A major goal of the Affordable Care Act is to put American consumers back in charge of their coverage and care. Today, President Obama announced new regulations that will crack down on some of the most egregious practices of the insurance industry to help people with pre-existing conditions gain coverage and keep it when they need it, and protect Americans’ choice of doctors.
The new regulations include a set of protections that apply to health coverage starting on or after September 23, 2010, six months after the enactment of the Affordable Care Act.

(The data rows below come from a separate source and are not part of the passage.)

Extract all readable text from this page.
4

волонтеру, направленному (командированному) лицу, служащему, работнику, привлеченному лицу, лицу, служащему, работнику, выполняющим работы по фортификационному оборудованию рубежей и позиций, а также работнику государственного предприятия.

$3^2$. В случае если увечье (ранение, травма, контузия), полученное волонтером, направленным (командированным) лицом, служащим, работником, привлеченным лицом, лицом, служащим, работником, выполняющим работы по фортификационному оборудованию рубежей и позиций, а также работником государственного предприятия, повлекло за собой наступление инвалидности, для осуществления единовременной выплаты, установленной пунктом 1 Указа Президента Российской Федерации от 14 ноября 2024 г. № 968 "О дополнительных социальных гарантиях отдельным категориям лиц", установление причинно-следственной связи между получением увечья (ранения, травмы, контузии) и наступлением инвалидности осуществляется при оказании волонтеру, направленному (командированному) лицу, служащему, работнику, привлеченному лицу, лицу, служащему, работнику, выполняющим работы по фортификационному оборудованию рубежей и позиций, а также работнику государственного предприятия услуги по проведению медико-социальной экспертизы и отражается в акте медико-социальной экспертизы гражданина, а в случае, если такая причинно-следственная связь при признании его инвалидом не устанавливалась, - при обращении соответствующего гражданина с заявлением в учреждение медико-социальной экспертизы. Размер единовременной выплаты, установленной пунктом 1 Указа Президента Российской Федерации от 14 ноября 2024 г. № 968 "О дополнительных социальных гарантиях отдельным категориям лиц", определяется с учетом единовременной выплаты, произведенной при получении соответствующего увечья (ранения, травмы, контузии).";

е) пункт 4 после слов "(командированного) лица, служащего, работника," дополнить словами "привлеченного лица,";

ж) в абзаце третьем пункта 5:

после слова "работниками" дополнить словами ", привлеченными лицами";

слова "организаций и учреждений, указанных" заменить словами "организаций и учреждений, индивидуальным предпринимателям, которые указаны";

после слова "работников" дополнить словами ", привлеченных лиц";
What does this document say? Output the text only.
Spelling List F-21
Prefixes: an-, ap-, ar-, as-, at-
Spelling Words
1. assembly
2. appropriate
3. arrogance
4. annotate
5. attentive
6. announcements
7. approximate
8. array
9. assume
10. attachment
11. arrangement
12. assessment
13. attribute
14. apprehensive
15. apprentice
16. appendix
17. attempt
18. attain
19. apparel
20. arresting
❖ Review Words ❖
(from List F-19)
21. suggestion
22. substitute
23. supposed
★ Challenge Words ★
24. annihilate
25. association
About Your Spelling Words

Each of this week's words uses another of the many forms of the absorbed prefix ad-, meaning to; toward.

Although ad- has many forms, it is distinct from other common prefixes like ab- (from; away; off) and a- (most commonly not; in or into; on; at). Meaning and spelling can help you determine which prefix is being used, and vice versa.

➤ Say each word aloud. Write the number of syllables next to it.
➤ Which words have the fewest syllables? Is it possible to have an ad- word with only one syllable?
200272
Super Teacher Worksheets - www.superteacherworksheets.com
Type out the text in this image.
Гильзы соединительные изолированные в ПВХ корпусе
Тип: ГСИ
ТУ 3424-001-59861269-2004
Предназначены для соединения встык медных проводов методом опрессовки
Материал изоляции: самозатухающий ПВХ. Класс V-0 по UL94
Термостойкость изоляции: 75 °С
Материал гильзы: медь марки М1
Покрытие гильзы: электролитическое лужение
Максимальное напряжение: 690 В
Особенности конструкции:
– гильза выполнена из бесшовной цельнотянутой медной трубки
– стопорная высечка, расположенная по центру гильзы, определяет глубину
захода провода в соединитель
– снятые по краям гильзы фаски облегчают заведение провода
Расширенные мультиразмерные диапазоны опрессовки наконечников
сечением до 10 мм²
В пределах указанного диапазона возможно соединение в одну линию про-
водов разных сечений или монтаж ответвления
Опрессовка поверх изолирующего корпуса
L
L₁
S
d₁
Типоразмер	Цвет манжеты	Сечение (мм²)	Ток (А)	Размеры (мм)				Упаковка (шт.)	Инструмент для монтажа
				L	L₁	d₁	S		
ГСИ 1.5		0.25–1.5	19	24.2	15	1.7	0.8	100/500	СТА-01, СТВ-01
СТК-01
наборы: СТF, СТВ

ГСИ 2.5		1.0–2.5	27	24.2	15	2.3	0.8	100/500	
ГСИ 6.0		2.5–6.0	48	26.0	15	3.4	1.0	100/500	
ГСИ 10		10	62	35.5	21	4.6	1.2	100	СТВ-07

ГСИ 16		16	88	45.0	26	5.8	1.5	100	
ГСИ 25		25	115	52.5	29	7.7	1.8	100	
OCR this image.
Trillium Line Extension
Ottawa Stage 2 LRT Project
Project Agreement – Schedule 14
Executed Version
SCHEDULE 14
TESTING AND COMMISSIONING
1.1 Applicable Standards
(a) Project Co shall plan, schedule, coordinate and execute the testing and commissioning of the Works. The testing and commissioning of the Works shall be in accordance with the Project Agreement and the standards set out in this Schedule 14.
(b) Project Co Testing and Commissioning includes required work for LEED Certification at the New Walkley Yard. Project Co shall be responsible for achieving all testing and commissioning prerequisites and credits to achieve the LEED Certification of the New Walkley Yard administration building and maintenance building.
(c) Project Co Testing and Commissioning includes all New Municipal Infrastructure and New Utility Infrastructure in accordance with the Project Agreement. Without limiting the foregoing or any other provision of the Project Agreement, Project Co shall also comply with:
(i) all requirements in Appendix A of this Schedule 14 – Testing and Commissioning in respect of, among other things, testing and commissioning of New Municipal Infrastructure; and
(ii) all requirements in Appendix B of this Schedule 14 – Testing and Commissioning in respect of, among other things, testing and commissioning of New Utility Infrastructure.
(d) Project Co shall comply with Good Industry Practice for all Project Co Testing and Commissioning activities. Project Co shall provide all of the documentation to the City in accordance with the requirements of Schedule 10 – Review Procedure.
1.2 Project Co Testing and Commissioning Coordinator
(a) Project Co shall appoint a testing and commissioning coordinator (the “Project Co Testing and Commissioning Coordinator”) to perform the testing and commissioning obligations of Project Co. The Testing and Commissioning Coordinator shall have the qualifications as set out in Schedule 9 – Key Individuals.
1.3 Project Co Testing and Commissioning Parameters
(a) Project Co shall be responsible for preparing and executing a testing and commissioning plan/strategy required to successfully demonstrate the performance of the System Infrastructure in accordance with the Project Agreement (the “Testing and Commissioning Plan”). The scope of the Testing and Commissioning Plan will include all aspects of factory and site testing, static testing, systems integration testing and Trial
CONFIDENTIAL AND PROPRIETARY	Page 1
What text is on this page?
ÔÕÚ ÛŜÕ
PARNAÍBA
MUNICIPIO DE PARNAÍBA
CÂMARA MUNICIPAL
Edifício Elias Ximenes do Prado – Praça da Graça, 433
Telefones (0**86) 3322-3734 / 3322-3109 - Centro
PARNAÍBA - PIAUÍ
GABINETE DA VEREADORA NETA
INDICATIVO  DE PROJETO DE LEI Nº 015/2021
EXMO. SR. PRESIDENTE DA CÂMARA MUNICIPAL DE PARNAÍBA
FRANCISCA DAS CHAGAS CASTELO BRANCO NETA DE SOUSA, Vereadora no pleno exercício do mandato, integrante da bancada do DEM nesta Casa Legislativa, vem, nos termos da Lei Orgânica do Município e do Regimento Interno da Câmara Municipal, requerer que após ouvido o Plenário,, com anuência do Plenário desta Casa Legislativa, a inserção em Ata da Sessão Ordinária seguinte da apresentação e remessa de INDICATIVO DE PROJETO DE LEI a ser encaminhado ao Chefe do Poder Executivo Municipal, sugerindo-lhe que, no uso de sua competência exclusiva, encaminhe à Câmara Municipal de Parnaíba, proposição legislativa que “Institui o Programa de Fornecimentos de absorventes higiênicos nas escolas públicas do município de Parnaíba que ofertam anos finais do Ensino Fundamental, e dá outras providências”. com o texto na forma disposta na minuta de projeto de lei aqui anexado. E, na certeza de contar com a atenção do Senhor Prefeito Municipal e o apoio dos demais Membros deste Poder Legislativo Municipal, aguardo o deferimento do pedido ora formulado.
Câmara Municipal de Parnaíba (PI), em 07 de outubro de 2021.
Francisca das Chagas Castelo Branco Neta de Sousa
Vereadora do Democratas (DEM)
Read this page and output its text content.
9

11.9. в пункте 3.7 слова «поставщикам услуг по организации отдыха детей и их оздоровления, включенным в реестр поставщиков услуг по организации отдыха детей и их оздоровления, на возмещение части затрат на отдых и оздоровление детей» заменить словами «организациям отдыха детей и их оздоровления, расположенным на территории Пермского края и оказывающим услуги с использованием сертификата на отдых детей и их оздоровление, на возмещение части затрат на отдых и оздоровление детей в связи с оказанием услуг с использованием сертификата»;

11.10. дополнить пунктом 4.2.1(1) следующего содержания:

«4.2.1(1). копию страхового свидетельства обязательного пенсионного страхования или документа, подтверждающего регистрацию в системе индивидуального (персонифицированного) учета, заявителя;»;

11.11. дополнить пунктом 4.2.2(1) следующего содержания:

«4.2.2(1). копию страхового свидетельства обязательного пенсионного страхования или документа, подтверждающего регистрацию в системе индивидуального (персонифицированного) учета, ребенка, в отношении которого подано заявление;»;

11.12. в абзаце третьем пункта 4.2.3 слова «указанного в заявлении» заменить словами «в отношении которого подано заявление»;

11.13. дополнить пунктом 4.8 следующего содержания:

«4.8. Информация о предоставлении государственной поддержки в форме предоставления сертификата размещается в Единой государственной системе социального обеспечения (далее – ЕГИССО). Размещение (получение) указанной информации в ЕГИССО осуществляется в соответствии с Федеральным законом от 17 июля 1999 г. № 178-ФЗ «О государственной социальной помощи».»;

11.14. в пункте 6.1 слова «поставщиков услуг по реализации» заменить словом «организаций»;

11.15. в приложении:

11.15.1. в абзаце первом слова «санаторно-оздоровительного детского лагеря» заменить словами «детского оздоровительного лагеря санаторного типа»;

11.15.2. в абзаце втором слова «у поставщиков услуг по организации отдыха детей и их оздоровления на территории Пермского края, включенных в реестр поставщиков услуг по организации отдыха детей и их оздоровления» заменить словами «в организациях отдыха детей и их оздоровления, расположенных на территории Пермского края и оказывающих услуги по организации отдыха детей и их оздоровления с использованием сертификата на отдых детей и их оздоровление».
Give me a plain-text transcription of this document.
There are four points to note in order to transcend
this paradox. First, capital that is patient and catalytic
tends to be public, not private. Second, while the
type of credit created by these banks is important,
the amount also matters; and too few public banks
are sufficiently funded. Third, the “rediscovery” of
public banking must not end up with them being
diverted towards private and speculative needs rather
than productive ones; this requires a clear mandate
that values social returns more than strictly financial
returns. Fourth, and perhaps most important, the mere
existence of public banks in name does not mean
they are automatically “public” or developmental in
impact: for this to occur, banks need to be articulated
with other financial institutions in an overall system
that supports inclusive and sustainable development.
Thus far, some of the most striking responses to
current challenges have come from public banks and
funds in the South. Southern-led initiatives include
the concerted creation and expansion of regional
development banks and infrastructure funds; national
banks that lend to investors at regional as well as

- No Pre-Existing Condition Exclusions for Children Under Age 19. Each year, thousands of children who were either born with or develop a costly medical condition are denied coverage by insurers. The new regulations will prohibit insurance plans from limiting benefits for children and from refusing to sell children coverage at all based on the fact that a child has a pre-existing condition. This policy applies to all types of insurance except for individual market plans that are “grandfathered.” This critical policy will be broadened to Americans of all ages in 2014.
- No Unjustified Rescissions of Insurance Coverage. Right now, insurance companies are able to retroactively cancel someone’s policy when they become sick, or if they or their employers made an unintentional mistake on their paperwork. Under the regulations, insurers will be prohibited from rescinding coverage – for individuals or groups of people – except in cases involving fraud or an intentional misrepresentation of material facts. There are no exceptions to this policy.
- No Lifetime Limits on Coverage. Millions of Americans living with costly medical conditions are at risk of having their health insurance coverage disappear when their costs reach a lifetime limit set by their insurance company. No plan issued or renewed after September 23, 2010 can use such a limit.
- Restricted Annual Limits on Coverage. Even more binding than lifetime limits are annual dollar limits on what an insurance company will pay for health care. The rules will phase out the use of annual limits over the next three years for most health plans before banning such limits entirely in 2014.
- Protecting Your Choice of Doctors. Being able to choose your own doctor is a central principle in the Affordable Care Act that is highly valued by Americans. The new rules make clear that health plan members are free to designate any available participating primary care provider as their primary care provider.
- Removing Insurance Company Barriers to Emergency Department Services. Some insurers will pay only for health care provided by a limited number or network of providers – including emergency health care. Others require prior approval before receiving emergency care at hospitals outside of their networks. The new rules make emergency services more accessible for consumers. Health insurers will not be able to charge higher cost-sharing (copayments or coinsurance) for emergency services obtained outside the plan’s network.
Together, these new protections create an important foundation of patients’ rights in the private health insurance market that puts Americans in charge of their own health. And Americans will have peace of mind, knowing that their health insurance will be there when they need it.
HHS will not enforce these rules against issuers of stand-alone retiree-only plans in the private health insurance market.